The Washington-based agency highlighted the UK and euro area as being especially hit by increasing energy prices and greater inflation, underlining the mounting dangers of a harsh landing for developed economies.
The IMF increased its forecast for UK growth this year from -0.6% to -0.3% three months ago, although the economy is still anticipated to decline.
'Easing the Pressure'
In a report by The Guardian, UK Chancellor Jeremy Hunt said the nation had received more upgrades from the IMF than any other G7 countries. "The IMF now [says] we are on the right track for economic growth. By sticking to the plan, we will more than halve inflation this year, easing the pressure on everyone."
Hunt's Labour Party colleague, Rachel Reeves, reportedly criticized the IMF projections as evidence that the UK was behind the rest of the developed world.
The shadow chancellor said this concerns not only because 13 years of sluggish growth under the Conservatives are damaging the economy but also because it is the reason why households are worse off, suffering a Tory mortgage penalty and seeing living standards decreasing at the quickest pace since records started.
No Sign of Relief
Although the UK had the fastest-growing economy in 2022, the IMF projects that its gross domestic product (GDP) would decrease along with Germany's in 2023.
According to Pierre-Olivier Gourinchas, the fund's economic counselor, the annual inflation rate in the UK has reached 10.4%, and there is no sign of relief in sight.
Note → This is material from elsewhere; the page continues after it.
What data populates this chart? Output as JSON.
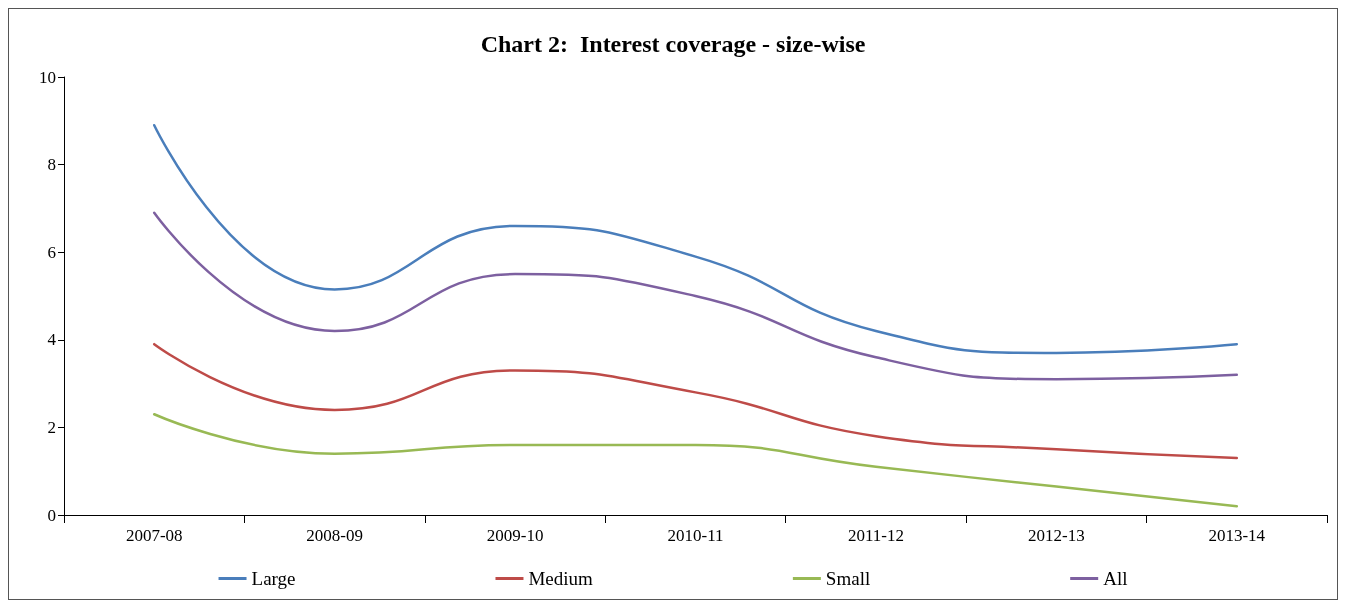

Instead, growth is expected to increase by only 1% next year when a general election is scheduled to be held.
Gourinchas predicted a recession in 2023 due to growing energy costs, monetary policy tightening, and financial difficulties. "Our overall assessment is that this is going to be a challenging year for the UK, but growth is going to increase in 2024."
The IMF expects global growth to fall from 3.4% in 2022 to 2.8% this year, with the danger of a steeper slowing if last month's troubles impacting smaller US institutions like collapsed Silicon Valley Bank and Switzerland's newly rescued Credit Suisse are indicative of a wider malaise.
The world economy suffered losses due to the global pandemic and Russia's invasion of Ukraine, but according to Gourinchas, things seem to be slowly picking back up.
While he acknowledged that higher interest rates might reveal fundamental flaws in the financial system, he said the IMF supported central banks in their drive to bring inflation back down from the highest level in four decades.
Even while the IMF expects global growth to pick up to 3% in 2024, it warned that its projections for the years ahead were much lower than it had anticipated in January 2022, a month before Russia's invasion of Ukraine.